Solving NP-Hard Problems on Graphs with Extended AlphaGo Zero

28 Sept 2020 (modified: 22 Oct 2023)ICLR 2021 Conference Blind SubmissionReaders: Everyone
Keywords: Graph neural network, Combinatorial optimization, Reinforcement learning
Abstract: There have been increasing challenges to solve combinatorial optimization problems by machine learning. Khalil et al. (NeurIPS 2017) proposed an end-to-end reinforcement learning framework, which automatically learns graph embeddings to construct solutions to a wide range of problems. However, it sometimes performs poorly on graphs having different characteristics than training graphs. To improve its generalization ability to various graphs, we propose a novel learning strategy based on AlphaGo Zero, a Go engine that achieved a superhuman level without the domain knowledge of the game.
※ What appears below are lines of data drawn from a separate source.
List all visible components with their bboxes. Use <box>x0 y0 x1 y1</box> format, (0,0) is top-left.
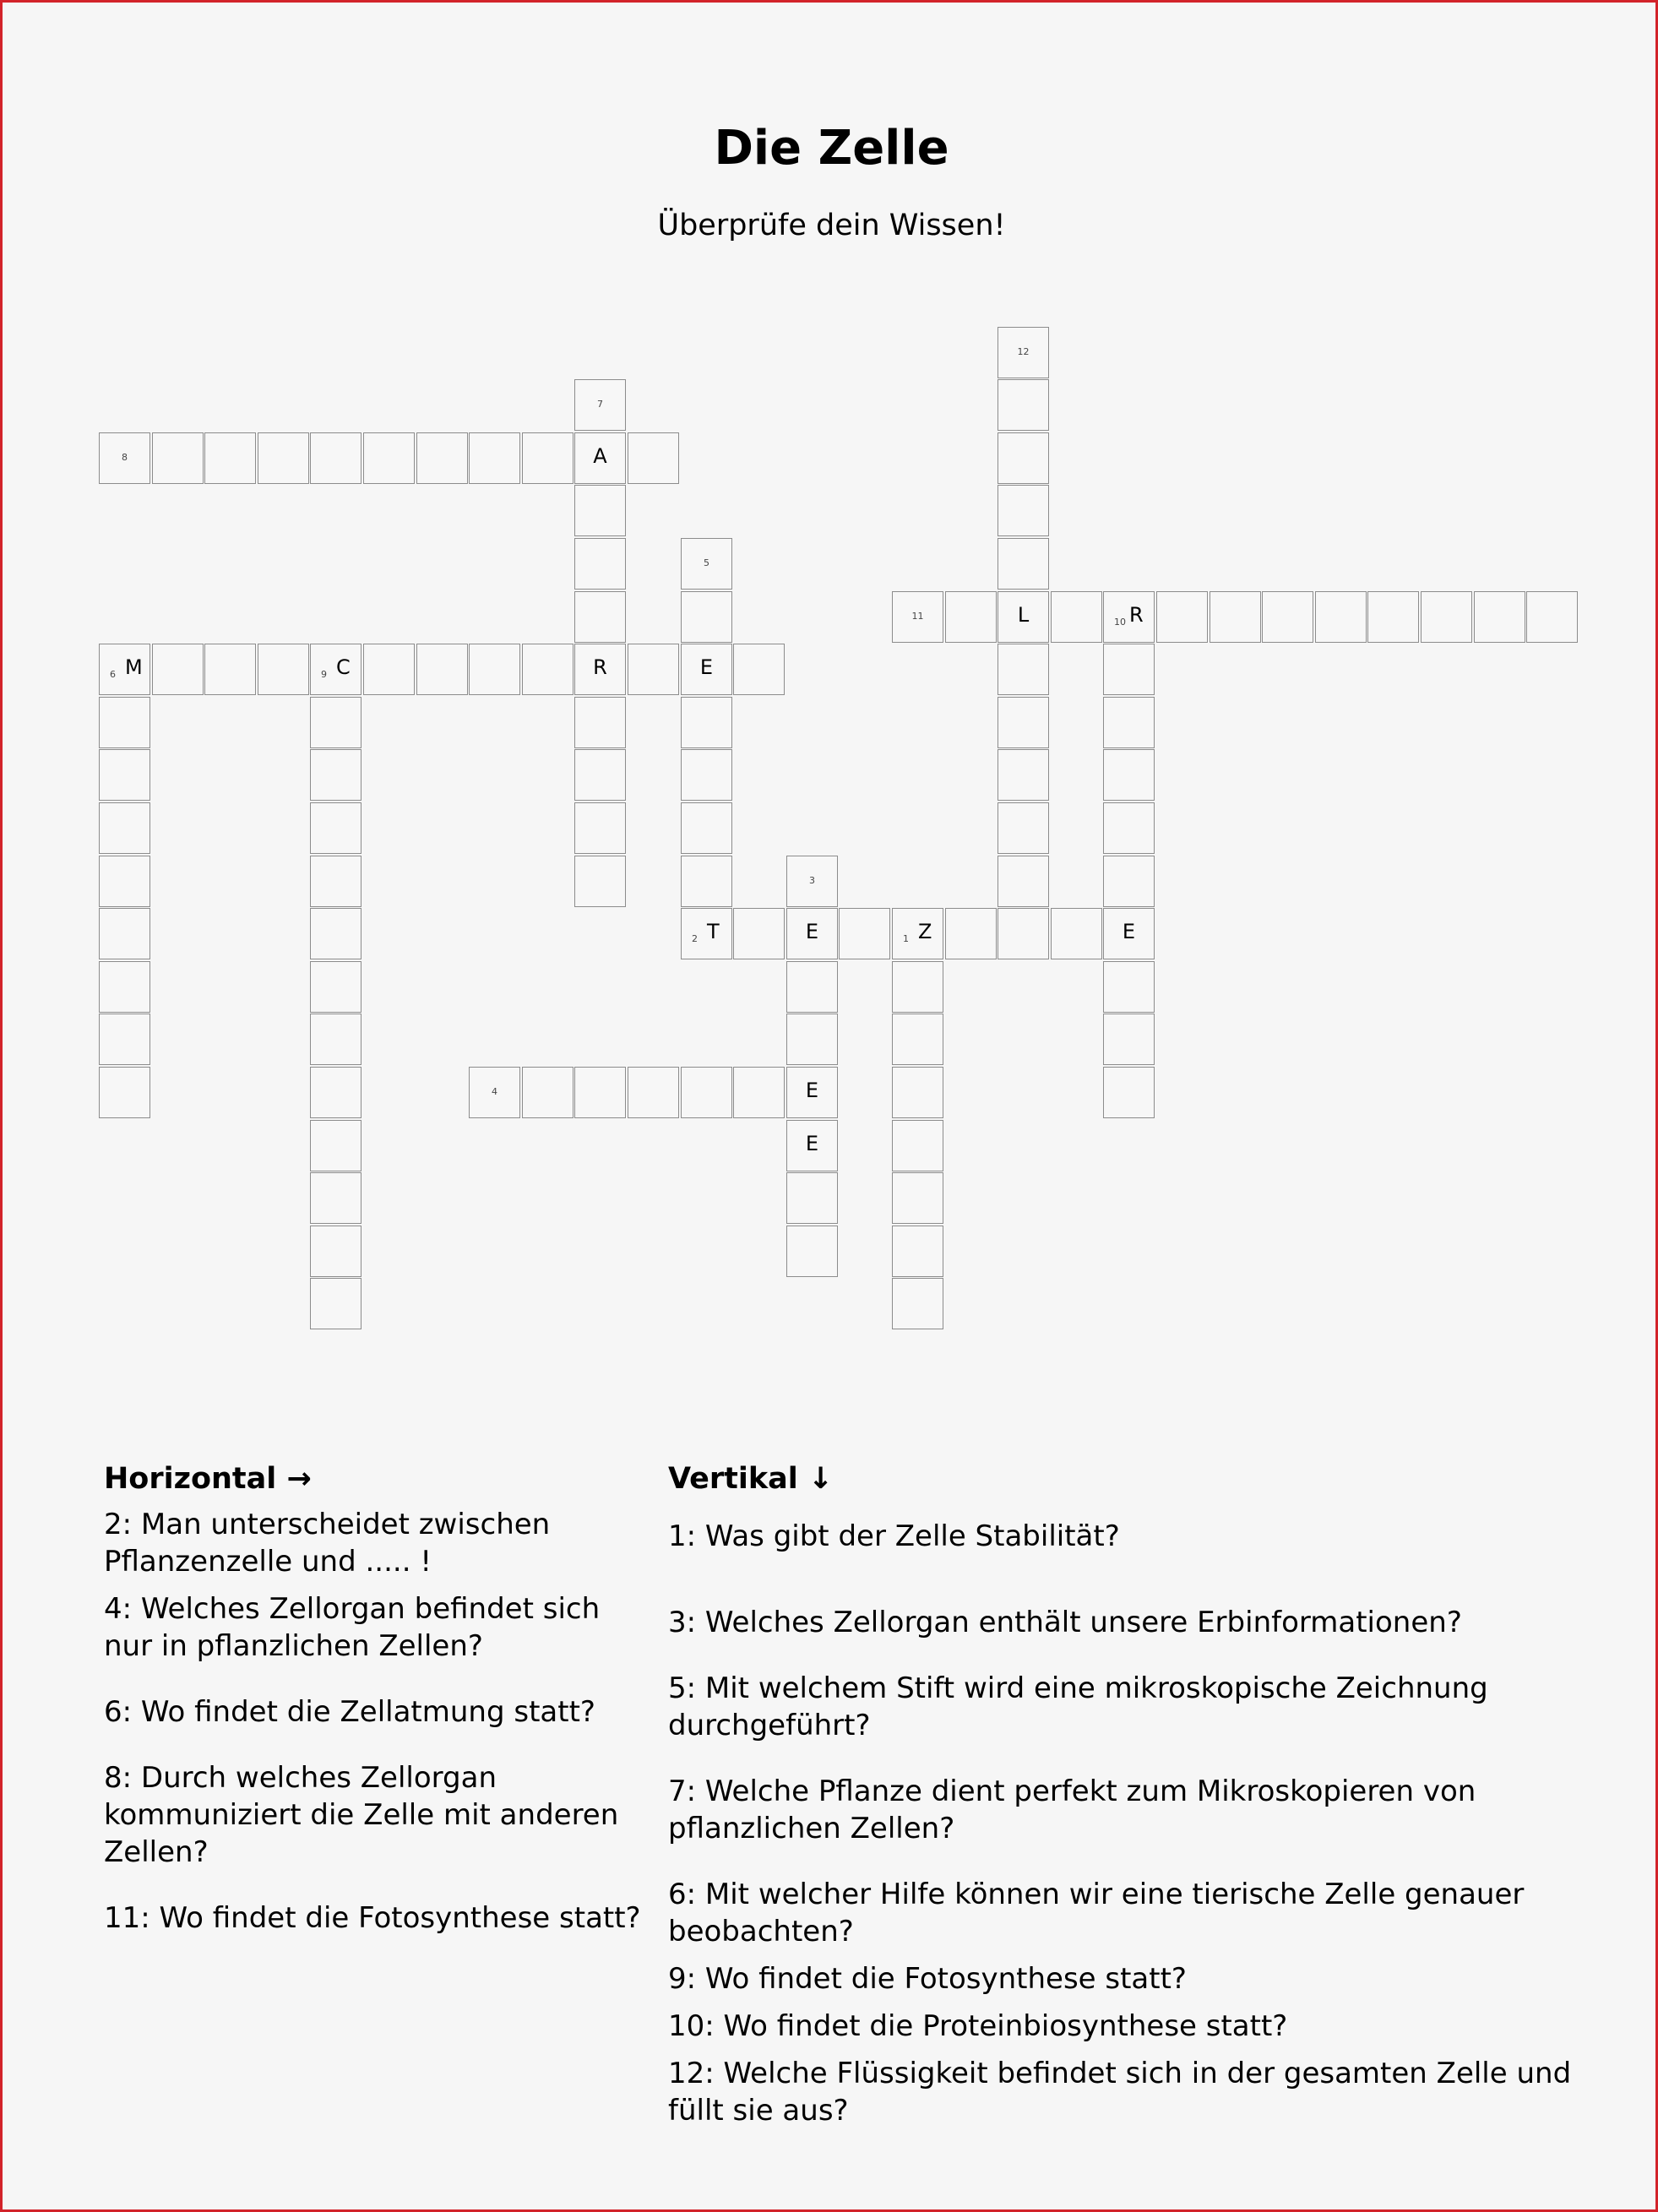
crossword-cell[interactable] <box>839 908 890 959</box>
crossword-cell[interactable] <box>310 697 361 748</box>
clue-down-3: 3: Welches Zellorgan enthält unsere Erbinformationen? <box>668 1606 1462 1639</box>
crossword-cell[interactable] <box>1103 802 1155 854</box>
clue-across-4: 4: Welches Zellorgan befindet sich nur in pflanzlichen Zellen? <box>104 1592 601 1663</box>
clue-number: 2 <box>692 933 698 944</box>
crossword-cell[interactable] <box>945 591 997 643</box>
cell-letter: M <box>125 655 143 679</box>
crossword-cell[interactable] <box>628 1067 679 1118</box>
crossword-cell[interactable] <box>945 908 997 959</box>
crossword-cell[interactable] <box>1315 591 1367 643</box>
cell-letter: E <box>699 655 714 679</box>
crossword-cell[interactable] <box>681 1067 732 1118</box>
cell-letter: C <box>336 655 351 679</box>
crossword-cell[interactable] <box>1421 591 1472 643</box>
crossword-cell[interactable] <box>998 908 1049 959</box>
crossword-cell[interactable] <box>1103 644 1155 695</box>
clue-down-5: 5: Mit welchem Stift wird eine mikroskopische Zeichnung durchgeführt? <box>668 1671 1488 1742</box>
cell-letter: E <box>805 1132 819 1155</box>
crossword-cell[interactable] <box>1210 591 1261 643</box>
crossword-cell[interactable] <box>310 1014 361 1065</box>
clue-across-11: 11: Wo findet die Fotosynthese statt? <box>104 1901 641 1935</box>
crossword-cell[interactable] <box>574 485 626 536</box>
crossword-cell[interactable] <box>152 644 204 695</box>
crossword-cell[interactable] <box>363 644 415 695</box>
crossword-cell[interactable] <box>522 644 574 695</box>
cell-letter: E <box>805 920 819 943</box>
crossword-cell[interactable] <box>522 432 574 484</box>
crossword-cell[interactable] <box>1103 908 1155 959</box>
crossword-cell[interactable] <box>204 432 256 484</box>
crossword-cell[interactable] <box>998 379 1049 431</box>
crossword-cell[interactable] <box>99 697 150 748</box>
crossword-cell[interactable] <box>1262 591 1313 643</box>
crossword-cell[interactable] <box>1367 591 1419 643</box>
clue-down-7: 7: Welche Pflanze dient perfekt zum Mikroskopieren von pflanzlichen Zellen? <box>668 1774 1476 1845</box>
crossword-cell[interactable] <box>310 1226 361 1277</box>
crossword-cell[interactable] <box>574 1067 626 1118</box>
page-title: Die Zelle <box>714 121 949 176</box>
crossword-cell[interactable] <box>310 802 361 854</box>
crossword-cell[interactable] <box>681 644 732 695</box>
crossword-cell[interactable] <box>574 591 626 643</box>
horizontal-heading: Horizontal → <box>104 1462 312 1496</box>
crossword-cell[interactable] <box>99 644 150 695</box>
crossword-cell[interactable] <box>786 1014 838 1065</box>
crossword-cell[interactable] <box>681 908 732 959</box>
crossword-cell[interactable] <box>574 644 626 695</box>
crossword-cell[interactable] <box>786 908 838 959</box>
crossword-cell[interactable] <box>1103 1014 1155 1065</box>
vertical-heading: Vertikal ↓ <box>668 1462 834 1496</box>
crossword-cell[interactable] <box>258 644 309 695</box>
clue-down-6: 6: Mit welcher Hilfe können wir eine tierische Zelle genauer beobachten? <box>668 1878 1525 1948</box>
crossword-cell[interactable] <box>786 1226 838 1277</box>
crossword-cell[interactable] <box>310 961 361 1013</box>
crossword-cell[interactable] <box>681 802 732 854</box>
crossword-cell[interactable] <box>310 856 361 907</box>
crossword-cell[interactable] <box>681 697 732 748</box>
crossword-cell[interactable] <box>1474 591 1525 643</box>
crossword-cell[interactable] <box>998 749 1049 801</box>
crossword-cell[interactable] <box>681 749 732 801</box>
crossword-cell[interactable] <box>99 1014 150 1065</box>
crossword-cell[interactable] <box>310 1120 361 1171</box>
crossword-cell[interactable] <box>574 802 626 854</box>
clue-number: 1 <box>903 933 909 944</box>
clue-down-9: 9: Wo findet die Fotosynthese statt? <box>668 1962 1187 1996</box>
crossword-cell[interactable] <box>998 327 1049 378</box>
crossword-cell[interactable] <box>1051 908 1102 959</box>
crossword-cell[interactable] <box>998 644 1049 695</box>
crossword-cell[interactable] <box>99 908 150 959</box>
crossword-cell[interactable] <box>998 856 1049 907</box>
clue-down-10: 10: Wo findet die Proteinbiosynthese statt? <box>668 2009 1288 2043</box>
crossword-cell[interactable] <box>1103 856 1155 907</box>
crossword-cell[interactable] <box>99 749 150 801</box>
crossword-cell[interactable] <box>99 432 150 484</box>
clue-number: 4 <box>492 1086 497 1097</box>
crossword-cell[interactable] <box>998 697 1049 748</box>
crossword-cell[interactable] <box>786 1120 838 1171</box>
crossword-cell[interactable] <box>892 1067 943 1118</box>
crossword-cell[interactable] <box>1103 591 1155 643</box>
crossword-cell[interactable] <box>786 856 838 907</box>
clue-number: 8 <box>122 452 128 463</box>
crossword-cell[interactable] <box>1526 591 1578 643</box>
clue-down-12: 12: Welche Flüssigkeit befindet sich in der gesamten Zelle und füllt sie aus? <box>668 2057 1572 2128</box>
crossword-cell[interactable] <box>310 1278 361 1329</box>
crossword-cell[interactable] <box>681 538 732 590</box>
crossword-cell[interactable] <box>469 432 520 484</box>
crossword-cell[interactable] <box>733 908 785 959</box>
crossword-cell[interactable] <box>574 697 626 748</box>
cell-letter: A <box>593 444 607 468</box>
cell-letter: L <box>1017 603 1030 627</box>
clue-across-8: 8: Durch welches Zellorgan kommuniziert die Zelle mit anderen Zellen? <box>104 1761 619 1869</box>
vertical-clues <box>668 1462 1580 2129</box>
crossword-cell[interactable] <box>522 1067 574 1118</box>
clue-number: 12 <box>1017 346 1030 357</box>
crossword-cell[interactable] <box>99 802 150 854</box>
crossword-cell[interactable] <box>786 961 838 1013</box>
clue-number: 9 <box>321 669 327 680</box>
cell-letter: T <box>707 920 720 943</box>
crossword-cell[interactable] <box>892 961 943 1013</box>
cell-letter: Z <box>918 920 932 943</box>
crossword-cell[interactable] <box>152 432 204 484</box>
crossword-cell[interactable] <box>416 432 468 484</box>
cell-letter: R <box>593 655 607 679</box>
clue-number: 7 <box>597 399 603 410</box>
crossword-cell[interactable] <box>574 379 626 431</box>
page-subtitle: Überprüfe dein Wissen! <box>657 209 1006 242</box>
crossword-cell[interactable] <box>1156 591 1208 643</box>
horizontal-clues <box>104 1462 644 1937</box>
clue-number: 6 <box>110 669 116 680</box>
crossword-cell[interactable] <box>998 802 1049 854</box>
clue-across-6: 6: Wo findet die Zellatmung statt? <box>104 1695 595 1729</box>
crossword-cell[interactable] <box>892 1014 943 1065</box>
crossword-cell[interactable] <box>681 591 732 643</box>
crossword-cell[interactable] <box>99 856 150 907</box>
crossword-cell[interactable] <box>416 644 468 695</box>
crossword-cell[interactable] <box>99 1067 150 1118</box>
clue-number: 10 <box>1114 617 1126 628</box>
crossword-cell[interactable] <box>998 485 1049 536</box>
crossword-cell[interactable] <box>892 1120 943 1171</box>
crossword-cell[interactable] <box>574 432 626 484</box>
crossword-cell[interactable] <box>258 432 309 484</box>
crossword-cell[interactable] <box>786 1067 838 1118</box>
cell-letter: E <box>805 1079 819 1102</box>
crossword-cell[interactable] <box>469 1067 520 1118</box>
crossword-cell[interactable] <box>204 644 256 695</box>
crossword-cell[interactable] <box>786 1172 838 1224</box>
crossword-cell[interactable] <box>310 1067 361 1118</box>
crossword-cell[interactable] <box>998 538 1049 590</box>
clue-down-1: 1: Was gibt der Zelle Stabilität? <box>668 1519 1120 1553</box>
crossword-cell[interactable] <box>628 644 679 695</box>
crossword-cell[interactable] <box>310 749 361 801</box>
crossword-cell[interactable] <box>1103 1067 1155 1118</box>
crossword-cell[interactable] <box>363 432 415 484</box>
crossword-cell[interactable] <box>99 961 150 1013</box>
crossword-cell[interactable] <box>733 1067 785 1118</box>
crossword-cell[interactable] <box>1103 697 1155 748</box>
clue-across-2: 2: Man unterscheidet zwischen Pflanzenzelle und ..... ! <box>104 1508 551 1579</box>
crossword-cell[interactable] <box>998 591 1049 643</box>
crossword-cell[interactable] <box>1051 591 1102 643</box>
crossword-cell[interactable] <box>892 1172 943 1224</box>
cell-letter: R <box>1129 603 1144 627</box>
crossword-cell[interactable] <box>574 538 626 590</box>
clue-number: 11 <box>911 611 924 622</box>
crossword-cell[interactable] <box>310 908 361 959</box>
crossword-cell[interactable] <box>998 432 1049 484</box>
crossword-cell[interactable] <box>892 591 943 643</box>
clue-number: 5 <box>704 557 709 568</box>
crossword-cell[interactable] <box>310 644 361 695</box>
crossword-cell[interactable] <box>310 432 361 484</box>
crossword-cell[interactable] <box>892 1278 943 1329</box>
crossword-cell[interactable] <box>1103 961 1155 1013</box>
crossword-cell[interactable] <box>733 644 785 695</box>
crossword-cell[interactable] <box>310 1172 361 1224</box>
crossword-cell[interactable] <box>681 856 732 907</box>
crossword-cell[interactable] <box>574 856 626 907</box>
crossword-cell[interactable] <box>1103 749 1155 801</box>
crossword-cell[interactable] <box>892 1226 943 1277</box>
crossword-cell[interactable] <box>892 908 943 959</box>
clue-number: 3 <box>809 875 815 886</box>
crossword-grid <box>3 3 1658 1371</box>
crossword-cell[interactable] <box>628 432 679 484</box>
cell-letter: E <box>1122 920 1136 943</box>
crossword-cell[interactable] <box>469 644 520 695</box>
crossword-cell[interactable] <box>574 749 626 801</box>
We redesign AlphaGo Zero for combinatorial optimization problems, taking into account several differences from two-player games. In experiments on five NP-hard problems such as {\sc MinimumVertexCover} and {\sc MaxCut}, our method, with only a policy network, shows better generalization than the previous method to various instances that are not used for training, including random graphs, synthetic graphs, and real-world graphs. Furthermore, our method is significantly enhanced by a test-time Monte Carlo Tree Search which makes full use of the policy network and value network. We also compare recently-developed graph neural network (GNN) models, with an interesting insight into a suitable choice of GNN models for each task.
One-sentence Summary: We train graph representation for combinatorial optimization problems without domain knowledge.